C’est par des représentations
auprès des pouvoirs publics et par des actions de sensibilisation
auprès des citoyennes et des citoyens que l’APMAQ
s’efforce d’apporter sa contribution à la mise
en œuvre de mesures visant à
assurer la protection de bâtiments et de sites patrimoniaux.
Un exemple de démarche de sauvegarde : demande de citation d’une maison ancienne
La récente citation de la maison Magloire-Brochu, de la laiterie et du terrain à Saint-Lambert-de-Lauzon, sur le territoire de la MRC de la Nouvelle-Beauce, est le résultat d’une démarche fructueuse initiée par les jeunes propriétaires actuels, Lucie Jean et Luc Côté, qui voulaient, d’une part, s’assurer que, dans le futur, toute intervention sur ces bâtiments serait faite en respectant leurs caractéristiques architecturales d’origine et, d’autre part, éviter qu’une nouvelle maison puisse être construite sur le lot. Au départ, la démarche pouvait sembler ardue car cette municipalité n’a pas de politique de protection du patrimoine bâti ancien, ne possède pas de comité consultatif d’urbanisme (CCU) et n‘a pas de Plan d‘implantation et d’intégration architecturale (PIIA).
Après avoir bien documenté leur dossier, après être allé chercher des avis au MCCCFQ et des appuis écrits d’organismes intéressés par la sauvegarde du patrimoine architectural dont l’APMAQ, les propriétaires ont établi des contacts avec des élus de la municipalité pour expliquer leur projet de citation et ses retombées dans la collectivité locale. Ayant décelé une ouverture d’esprit de la part de la municipalité, ouverture teintée d’inquiétude toutefois puisqu’elle s’aventurait dans des sentiers inconnus jusqu’alors, le dossier fut présenté. Et, toutes les étapes ayant été franchies, à savoir: avis de motion du règlement municipal, avis spécial aux propriétaires concernés, copie de l’avis au MCCCFQ, avis public de la séance du comité consultatif, séance publique du comité consultatif, adoption du règlement et envoi d’une copie du règlement aux propriétaires et au MCCFQ, le Conseil municipal adoptait, le 6 juillet dernier, le règlement relatif à la citation du premier monument historique sur son territoire.

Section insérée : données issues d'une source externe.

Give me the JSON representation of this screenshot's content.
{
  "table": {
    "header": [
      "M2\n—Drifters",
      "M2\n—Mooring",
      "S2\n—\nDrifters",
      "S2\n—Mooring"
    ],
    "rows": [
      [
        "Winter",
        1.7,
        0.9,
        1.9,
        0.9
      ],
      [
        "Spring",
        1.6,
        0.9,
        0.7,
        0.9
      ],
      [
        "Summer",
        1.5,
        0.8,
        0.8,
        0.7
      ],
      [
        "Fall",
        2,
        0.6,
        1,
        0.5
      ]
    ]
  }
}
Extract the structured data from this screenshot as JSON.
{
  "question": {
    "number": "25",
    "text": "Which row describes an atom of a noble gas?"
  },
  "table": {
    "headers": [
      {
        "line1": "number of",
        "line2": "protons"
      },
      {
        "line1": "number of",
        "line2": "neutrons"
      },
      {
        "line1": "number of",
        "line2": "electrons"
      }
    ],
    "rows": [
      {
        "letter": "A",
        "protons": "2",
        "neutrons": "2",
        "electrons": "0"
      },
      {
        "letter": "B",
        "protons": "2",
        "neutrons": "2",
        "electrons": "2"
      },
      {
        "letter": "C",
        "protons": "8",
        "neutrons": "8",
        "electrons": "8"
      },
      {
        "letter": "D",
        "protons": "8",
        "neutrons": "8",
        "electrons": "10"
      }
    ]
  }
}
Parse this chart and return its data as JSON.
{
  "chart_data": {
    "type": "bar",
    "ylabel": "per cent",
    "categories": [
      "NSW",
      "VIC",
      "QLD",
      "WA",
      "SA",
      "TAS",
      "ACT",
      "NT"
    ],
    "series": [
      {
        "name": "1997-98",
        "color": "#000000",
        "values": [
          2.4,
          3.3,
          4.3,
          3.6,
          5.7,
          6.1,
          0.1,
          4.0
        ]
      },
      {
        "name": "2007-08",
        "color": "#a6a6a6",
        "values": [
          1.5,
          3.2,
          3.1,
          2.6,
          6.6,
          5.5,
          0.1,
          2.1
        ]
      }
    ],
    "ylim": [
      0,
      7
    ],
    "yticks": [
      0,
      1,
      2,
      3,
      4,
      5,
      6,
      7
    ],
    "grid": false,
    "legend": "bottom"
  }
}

Récemment, deux autres propriétaires m’ont exprimé leur intention d’entreprendre une démarche similaire à Laval, hé oui à Laval.! - et à Namur située entre Montebello et Saint-Jovite. Dans les deux cas, si le processus est mené à terme, ce sera une première pour ces municipalités puisqu’elles n’ont jamais eu recours à la Loi sur les biens culturels pour citer un bâtiment. Bien que cette protection légale ait ses limites, tout comme le classement d'ailleurs, les membres de l’APMAQ, qui sont propriétaires d’une maison ancienne et qui désirent qu’elle soit conservée par les générations futures, disposent, depuis 1986, d’un outil leur permettant d’atteindre leur objectif, tout en contribuant à donner une empreinte particulière à l’identité de leur communauté.
Le temps n'est-il pas venu, 13 ans plus tard, d'adopter à l'APMAQ le slogan «La citation, j'en fais mon affaire» afin que le plus grand nombre possible de membres concernés acheminent une telle demande à leur municipalité? Pour certains élus, ce serait une excellente façon de s’initier à une démarche visant à protéger, à long terme, des bâtiments anciens de leur localité et, pour d'autres, un bon moyen de faire en sorte que les nobles intentions souventes fois exprimées en parole ou par écrit, soit par le biais d'une politique, d'un comité consultatif d'urbanisme (CCU), d'un comité consultatif culturel, d'un règlement (PIIA), etc., se traduisent en réalisations concrètes.
Note: Il existe, sur le site du MCCCFQ, un document intitulé Guide pratique destiné aux municipalités. Lucie Jean et Luc Côté s'en sont beaucoup inspirés pour préparer leur demande de citation. Pour aider les propriétaires intéressés, l’APMAQ met à leur disposition deux documents: 1) le dossier préparé par Lucie Jean et Luc Côté et 2) le vol. 5, no. 1 publié par la Commission des biens culturels du Québec, intitulé «La citation et la constitution de sites du patrimoine, outils adaptés aux réalités locales».